Four Lions/Dört Aslan,
İntihar bombacısı olmaya özenen Müslüman Gençlerin dünyasını kara mizahla anlatıyor. Hiç taraf tutmadan hiciv ile dram arasındaki çizgide dikkatliceilerleyen film, bu yılın en çok konuşulanlarından.
El Ultimo Verano De Boyita / Boyita’nın Son Yazı,
Nostalji duygusu, çocuk olmak ve cinsellik ile ilk karşılaşma gibi konulara değinirken, sizi de kalbinizden yakalayacak. ‘Garip’ Denen her şeyin ve herkesin de bir dünyası var.

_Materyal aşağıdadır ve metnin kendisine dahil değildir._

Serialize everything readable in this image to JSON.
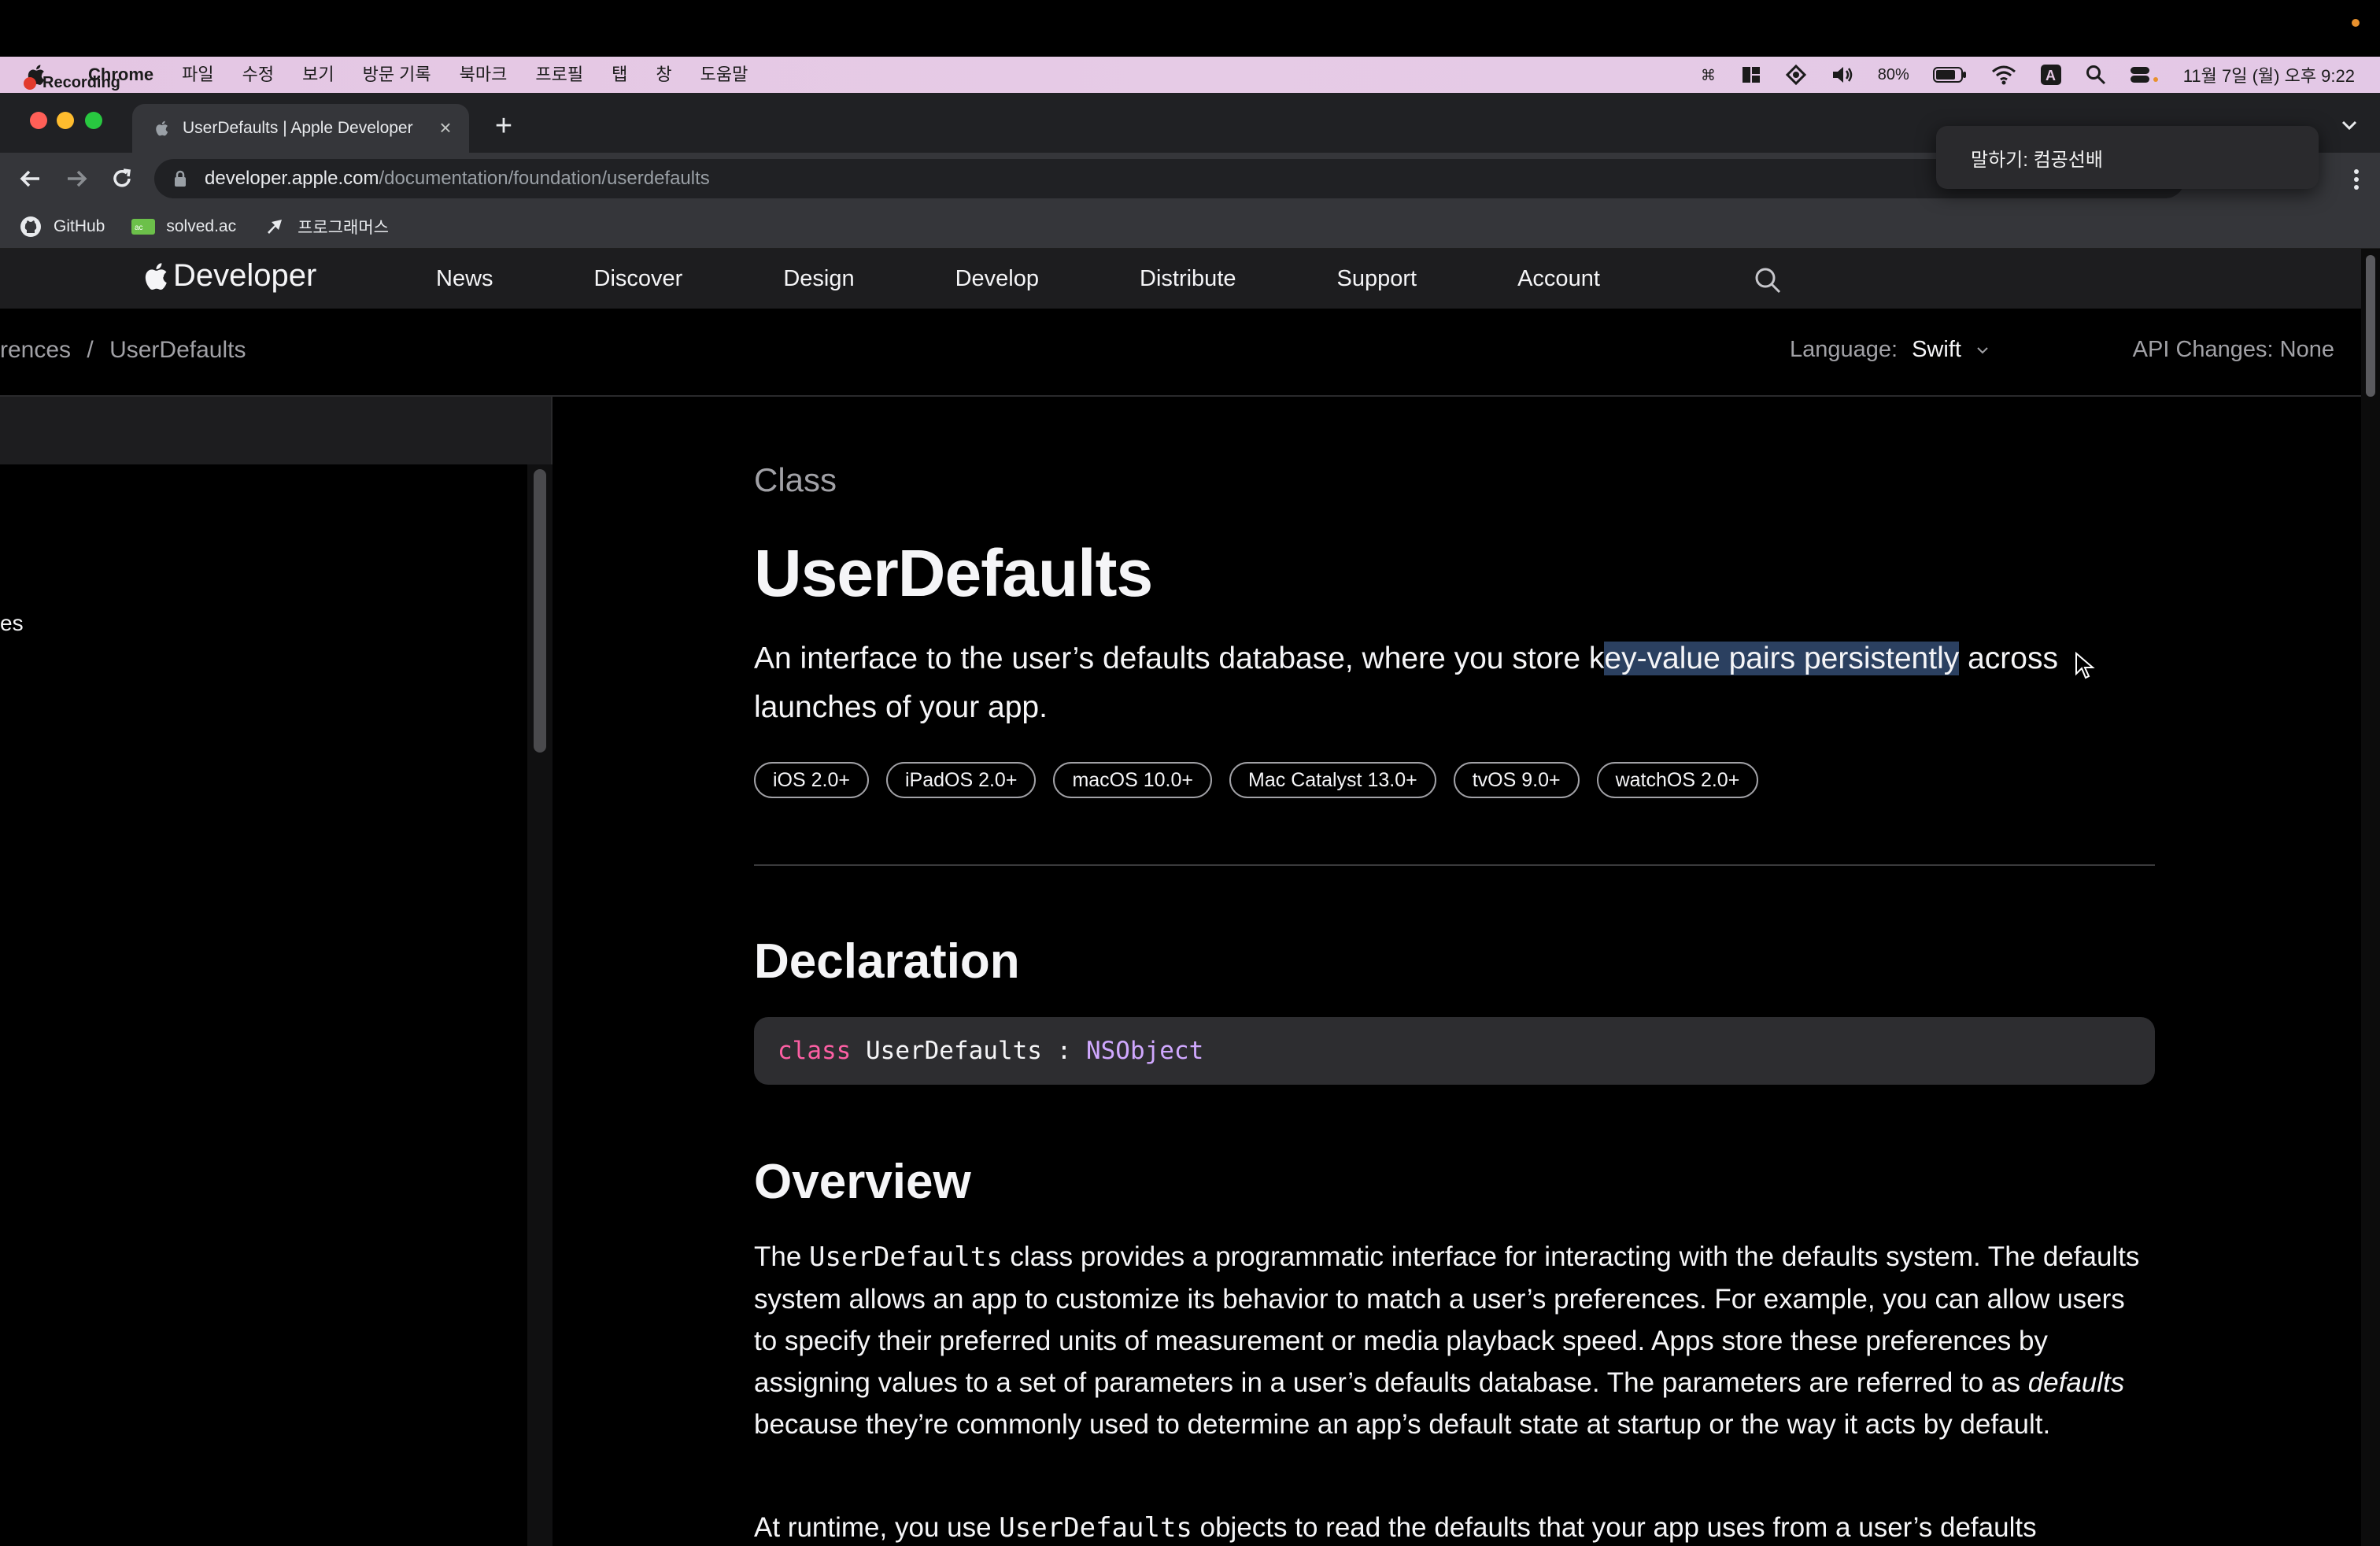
{
  "menubar": {
    "recording_label": "Recording",
    "app_name": "Chrome",
    "menus": [
      "파일",
      "수정",
      "보기",
      "방문 기록",
      "북마크",
      "프로필",
      "탭",
      "창",
      "도움말"
    ],
    "battery": "80%",
    "input_source": "A",
    "datetime": "11월 7일 (월) 오후 9:22"
  },
  "browser": {
    "tab_title": "UserDefaults | Apple Developer",
    "url_host": "developer.apple.com",
    "url_path": "/documentation/foundation/userdefaults",
    "bookmarks": [
      {
        "label": "GitHub",
        "icon": "github-icon"
      },
      {
        "label": "solved.ac",
        "icon": "solvedac-icon"
      },
      {
        "label": "프로그래머스",
        "icon": "programmers-icon"
      }
    ]
  },
  "notification": {
    "text": "말하기: 컴공선배"
  },
  "globalnav": {
    "brand": "Developer",
    "links": [
      "News",
      "Discover",
      "Design",
      "Develop",
      "Distribute",
      "Support",
      "Account"
    ]
  },
  "localnav": {
    "crumb_parent": "rences",
    "crumb_separator": "/",
    "crumb_current": "UserDefaults",
    "language_label": "Language:",
    "language_value": "Swift",
    "api_changes": "API Changes:  None"
  },
  "sidebar": {
    "visible_item": "es"
  },
  "doc": {
    "eyebrow": "Class",
    "title": "UserDefaults",
    "abstract_before": "An interface to the user’s defaults database, where you store k",
    "abstract_selected": "ey-value pairs persistently",
    "abstract_after": " across launches of your app.",
    "platforms": [
      "iOS 2.0+",
      "iPadOS 2.0+",
      "macOS 10.0+",
      "Mac Catalyst 13.0+",
      "tvOS 9.0+",
      "watchOS 2.0+"
    ],
    "declaration_heading": "Declaration",
    "code_keyword": "class",
    "code_name": " UserDefaults : ",
    "code_type": "NSObject",
    "overview_heading": "Overview",
    "p1_a": "The ",
    "p1_code": "UserDefaults",
    "p1_b": " class provides a programmatic interface for interacting with the defaults system. The defaults system allows an app to customize its behavior to match a user’s preferences. For example, you can allow users to specify their preferred units of measurement or media playback speed. Apps store these preferences by assigning values to a set of parameters in a user’s defaults database. The parameters are referred to as ",
    "p1_em": "defaults",
    "p1_c": " because they’re commonly used to determine an app’s default state at startup or the way it acts by default.",
    "p2_a": "At runtime, you use ",
    "p2_code": "UserDefaults",
    "p2_b": " objects to read the defaults that your app uses from a user’s defaults"
  },
  "colors": {
    "selection": "#2b4060",
    "code_keyword": "#fc5fa3",
    "code_type": "#d0a8ff",
    "menubar_bg": "#e4c6e3"
  }
}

Women Are Heroes / Kadınlar Kahramandır,
Fransa'nın Ünlü fotoğrafçısı JR İlk uzun metrajında, üçüncü dünya ülkelerinde kadınların durumunu fotoğraflarla belgeliyor ve sonra çektiği fotoğrafları yerel halkın yardımı ile oluşturduğu kolajlarla sokaklardaki duvarlarda sergiliyor. Film Hem bu macerayı anlatıyor, hem sadece bu ülkelerde büyük olaylar çıktığında onlardan bahseden medyayı eleştiriyor. Görsel Kirliliğin hiçbir zaman olmadığı kadar fazla olduğu bu dönemde katılımcı bir sanat anlayışını öne çıkarıyor.

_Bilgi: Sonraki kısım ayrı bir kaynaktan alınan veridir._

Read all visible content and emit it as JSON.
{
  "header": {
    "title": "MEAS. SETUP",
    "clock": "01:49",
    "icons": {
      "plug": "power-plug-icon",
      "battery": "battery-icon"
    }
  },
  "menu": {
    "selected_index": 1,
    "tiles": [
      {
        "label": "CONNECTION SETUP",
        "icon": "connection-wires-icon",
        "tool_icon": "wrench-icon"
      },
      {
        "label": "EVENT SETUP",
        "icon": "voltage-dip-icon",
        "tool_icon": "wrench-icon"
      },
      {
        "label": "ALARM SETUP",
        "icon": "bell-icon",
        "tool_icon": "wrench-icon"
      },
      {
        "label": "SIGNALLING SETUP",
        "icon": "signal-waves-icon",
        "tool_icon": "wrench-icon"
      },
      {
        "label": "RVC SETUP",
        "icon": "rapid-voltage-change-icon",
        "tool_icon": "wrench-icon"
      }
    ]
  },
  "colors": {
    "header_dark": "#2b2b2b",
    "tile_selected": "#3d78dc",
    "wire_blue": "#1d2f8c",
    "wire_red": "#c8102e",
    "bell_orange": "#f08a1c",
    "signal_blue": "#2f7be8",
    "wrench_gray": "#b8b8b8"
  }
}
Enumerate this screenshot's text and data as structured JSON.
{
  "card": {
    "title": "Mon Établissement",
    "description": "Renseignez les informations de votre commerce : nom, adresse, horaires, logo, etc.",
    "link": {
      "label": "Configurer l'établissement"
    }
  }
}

Fleurs Du Mal / Kötülük Çiçekleri,
Paris Ve Tahran’ı birbirine bağlayan bu aşk hikayesi, 2009’da seçim sonrası İran’da patlak veren olayları, özgürlük kavramını irdeliyor. İran’ın YouTube Kuşağı ilk defa beyazperdede sesini buluyor.
Mars
İse kırmızı gezegende hayat bulunmasıyla keşfe çıkan bir grup astronotun hikâyesi. Bu yolculuk aynı zamanda insanlığın keşfetme güdüsünü sorgularken, “Orada ne olduğunu neden bilmek istiyoruz? Bulduklarımıza karşı tepkilerimiz ne olacak? Aşk bütün bunların içinde nerede duruyor? “gibi soruları sormamızı sağlıyor. Şimdilik bu kadar diyor, filmleri izledikten sonra daha derin tartışmalara dalmayı umuyoruz.